Sequential File read limit

SURA · Post by **SURA** » Thu Aug 18, 2016 10:58 pm

Hello All

I would like to understand the reason why the Datastage Sequential file stage is not able read the file which more the xGB?

Several link shows the limit is in the OS level and not with the Datastage, but my interest is slightly differ.

I have 6GB text file / 18 million records.

OS Windows 2008 R2 / 64 Bit

Code: Select all

SEQ_FILE --> ODBC

Datastage can load up to 12 million records / up to 4 GB data (due to the OS limitation).

Same OS with SQL Server 2008.

Code: Select all

SQLSERVER Import wizard to Table.

I can use the import wizard to load the same data file without any limitation issues ! (I haven't tried SSIS)

End of the day, trying to load into table.

What is the difference the way how the file has been read by the import wizard vs Datastage?

Please throw some light

ray.wurlod · Post by **ray.wurlod** » Fri Aug 19, 2016 3:53 pm

Have you tried using multiple readers?

SURA · Post by **SURA** » Sun Aug 21, 2016 1:27 pm

Haven't think that one Ray.

Thank you so much for your direction; let me try it and get back to you.

Mike · Post by **Mike** » Sun Aug 21, 2016 2:53 pm

First thing to do is isolate the issue. I doubt that reading from the sequential file is a problem.

Create a copy of your job that looks like this:

Code: Select all

Sequential File --> Copy

I would suspect the ODBC driver or the ODBC DSN set up before I would suspect the sequential file read.

Mike

SURA · Post by **SURA** » Sun Aug 21, 2016 5:39 pm

Thanks Mike

I will check this too.

SURA · Post by **SURA** » Sun Aug 21, 2016 11:50 pm

Thanks Mike.

It could be the ODBC limit, as suggested, the job with copy stage pulled all the rows.

Thanks Ray

You are 100% right, when i increased the readers as suggested, solved the problem.

Thank you so much guys for your valuable input.

Another good lesson for me. :D

SURA · Post by **SURA** » Mon Aug 29, 2016 6:49 pm

Sorry guys

I can't believe , all of the sudden, the same job failing again.

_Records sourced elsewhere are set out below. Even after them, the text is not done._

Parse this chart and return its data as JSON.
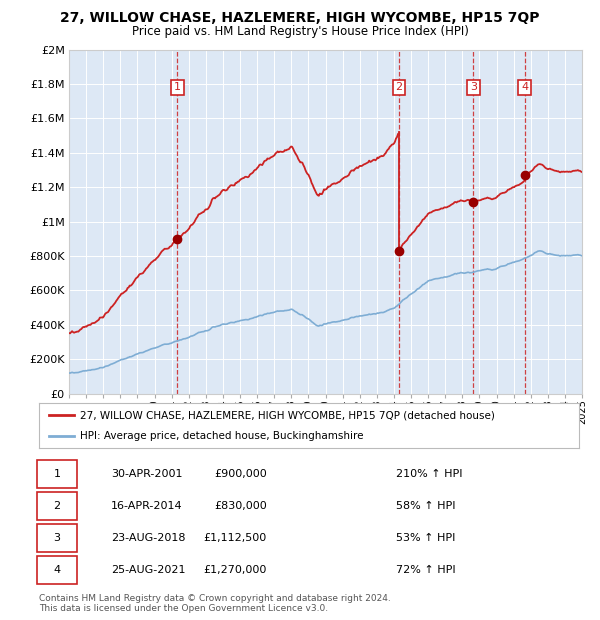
{
  "title": "27, WILLOW CHASE, HAZLEMERE, HIGH WYCOMBE, HP15 7QP",
  "subtitle": "Price paid vs. HM Land Registry's House Price Index (HPI)",
  "x_start_year": 1995,
  "x_end_year": 2025,
  "y_min": 0,
  "y_max": 2000000,
  "y_ticks": [
    0,
    200000,
    400000,
    600000,
    800000,
    1000000,
    1200000,
    1400000,
    1600000,
    1800000,
    2000000
  ],
  "y_tick_labels": [
    "£0",
    "£200K",
    "£400K",
    "£600K",
    "£800K",
    "£1M",
    "£1.2M",
    "£1.4M",
    "£1.6M",
    "£1.8M",
    "£2M"
  ],
  "hpi_color": "#7eadd4",
  "price_color": "#cc2222",
  "bg_color": "#dde8f5",
  "grid_color": "#ffffff",
  "sale_points": [
    {
      "year": 2001.33,
      "price": 900000,
      "label": "1"
    },
    {
      "year": 2014.29,
      "price": 830000,
      "label": "2"
    },
    {
      "year": 2018.64,
      "price": 1112500,
      "label": "3"
    },
    {
      "year": 2021.65,
      "price": 1270000,
      "label": "4"
    }
  ],
  "sale_vlines": [
    2001.33,
    2014.29,
    2018.64,
    2021.65
  ],
  "table_rows": [
    [
      "1",
      "30-APR-2001",
      "£900,000",
      "210% ↑ HPI"
    ],
    [
      "2",
      "16-APR-2014",
      "£830,000",
      "58% ↑ HPI"
    ],
    [
      "3",
      "23-AUG-2018",
      "£1,112,500",
      "53% ↑ HPI"
    ],
    [
      "4",
      "25-AUG-2021",
      "£1,270,000",
      "72% ↑ HPI"
    ]
  ],
  "legend_price_label": "27, WILLOW CHASE, HAZLEMERE, HIGH WYCOMBE, HP15 7QP (detached house)",
  "legend_hpi_label": "HPI: Average price, detached house, Buckinghamshire",
  "footnote": "Contains HM Land Registry data © Crown copyright and database right 2024.\nThis data is licensed under the Open Government Licence v3.0."
}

This time i am getting the below error.

SRC_TRANS,0: Error reading on import.
SRC_TRANS,0: Consumed more than 100000 bytes looking for record delimiter; aborting

Any changes?
No changes to the Server, Job, OS...

Then how this job ran successfully and managed to load the same file before?

I have no clue!

I found the IBM suggestion, which didn't worked well.

http://www-01.ibm.com/support/docview.w ... wg21651999

On that day when Mike suggested to load the data using copy stage. It ran successfully, but today that job also failing with same error.

chulett · Post by **chulett** » Mon Aug 29, 2016 7:07 pm

Then it is no longer the 'same file' if suddenly it can't find the record delimiter.

SURA · Post by **SURA** » Mon Aug 29, 2016 7:12 pm

Thanks craig.

But i am 100% sure there is no changes in the file, because that same file is sitting in the project folder (in my PC) which i have used before.

I was doing the end to end testing and I didn't used the large file to minimize the load time. Hence my testing is done, I tried to use the same file again which I have used before.

Anyhow lets see.

chulett · Post by **chulett** » Tue Aug 30, 2016 5:19 am

Something is different, obviously. Be curious what you end up tracking down.

SURA · Post by **SURA** » Tue Aug 30, 2016 5:41 pm

Yes, that's right.

If i recall correctly , as i have mentioned in my initial thread, in total 18 mil+ records. But when i run the first load ETL successfully loaded 12 million records, but didn't given any warnings or error about not loading the rest of the records.

Is it how the ETL tool will behave? I don't know !

Anyhow i will crack this down.